2. Multiclass Extension
When we have K classes, AUROC needs to be extended. Two common strategies are:
- Macro AUROC: average AUROC for each class (OvR).
- Micro AUROC: aggregate all predictions across classes, then compute AUROC globally.
3. Definition of Micro AUROC
- Flatten all class predictions into a single pool of binary decisions (one-vs-rest, across all classes).
- Then compute TP, FP, TN, FN globally across all classes.
- Finally, calculate AUROC as if it were a single binary task.
Formally:
$AUROC_{micro} = AUROC\left(\sum_{i=1}^{K} \text{positives for class } i, \; \sum_{i=1}^{K} \text{negatives for class } i \right)$
4. Key Characteristics
- Micro AUROC = sample-level discrimination ability.
- Large (majority) classes dominate, because counts are pooled.
- If your dataset is imbalanced, Micro AUROC may look high even if rare classes perform poorly.

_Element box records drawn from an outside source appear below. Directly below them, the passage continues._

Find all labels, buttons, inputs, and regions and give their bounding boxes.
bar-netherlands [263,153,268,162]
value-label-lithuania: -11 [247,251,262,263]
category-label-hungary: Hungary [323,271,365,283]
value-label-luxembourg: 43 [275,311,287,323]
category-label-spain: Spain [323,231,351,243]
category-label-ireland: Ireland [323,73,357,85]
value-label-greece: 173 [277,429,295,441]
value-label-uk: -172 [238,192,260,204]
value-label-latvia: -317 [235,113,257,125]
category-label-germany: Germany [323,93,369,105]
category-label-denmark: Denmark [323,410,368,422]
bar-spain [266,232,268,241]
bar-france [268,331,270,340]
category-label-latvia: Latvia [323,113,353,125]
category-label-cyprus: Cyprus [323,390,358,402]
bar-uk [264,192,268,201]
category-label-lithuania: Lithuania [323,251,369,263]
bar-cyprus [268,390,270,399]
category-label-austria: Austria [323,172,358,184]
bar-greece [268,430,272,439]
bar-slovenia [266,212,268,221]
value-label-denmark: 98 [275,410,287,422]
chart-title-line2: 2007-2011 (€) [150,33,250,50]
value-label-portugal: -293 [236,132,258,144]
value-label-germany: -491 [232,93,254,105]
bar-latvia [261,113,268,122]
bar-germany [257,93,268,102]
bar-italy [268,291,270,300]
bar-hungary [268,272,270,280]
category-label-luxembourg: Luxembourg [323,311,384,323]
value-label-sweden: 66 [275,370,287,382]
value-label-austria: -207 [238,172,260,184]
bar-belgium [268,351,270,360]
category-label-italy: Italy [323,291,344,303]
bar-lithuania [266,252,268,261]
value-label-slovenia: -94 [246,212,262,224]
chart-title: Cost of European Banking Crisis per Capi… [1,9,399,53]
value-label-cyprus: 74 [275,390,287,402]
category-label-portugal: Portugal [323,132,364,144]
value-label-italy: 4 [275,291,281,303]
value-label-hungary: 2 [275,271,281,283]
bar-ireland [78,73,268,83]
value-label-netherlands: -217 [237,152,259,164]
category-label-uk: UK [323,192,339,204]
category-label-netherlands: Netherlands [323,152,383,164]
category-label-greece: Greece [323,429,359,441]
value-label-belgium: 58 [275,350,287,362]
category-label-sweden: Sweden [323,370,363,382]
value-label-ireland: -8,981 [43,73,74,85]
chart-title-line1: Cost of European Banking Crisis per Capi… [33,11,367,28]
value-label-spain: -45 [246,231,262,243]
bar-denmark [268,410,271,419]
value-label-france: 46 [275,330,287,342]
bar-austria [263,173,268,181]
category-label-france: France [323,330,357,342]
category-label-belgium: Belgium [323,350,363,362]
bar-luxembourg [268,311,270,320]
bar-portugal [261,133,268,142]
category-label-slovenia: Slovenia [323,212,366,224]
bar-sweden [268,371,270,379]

- Complements Macro AUROC, which treats all classes equally.
5. Example
Suppose we have 3 classes (A, B, C):
- AUROC(A vs rest) = 0.90
- AUROC(B vs rest) = 0.70
- AUROC(C vs rest) = 0.60
- Macro AUROC = (0.90 + 0.70 + 0.60) / 3 = 0.733
- Micro AUROC is computed by pooling all predictions: if class A has many more samples, Micro AUROC will be closer to 0.90 (dominated by majority class).
6. Interpretation
- Micro AUROC: best when you want to evaluate the overall ability of the classifier across all samples.
- Macro AUROC: best when you want fairness across classes, especially minority ones.
Summary
- Micro AUROC = AUROC computed after pooling predictions across all classes.
- Dominated by majority classes.
- Useful for overall performance measurement, but hides minority class weaknesses.
- Always report both Macro and Micro AUROC for a balanced evaluation.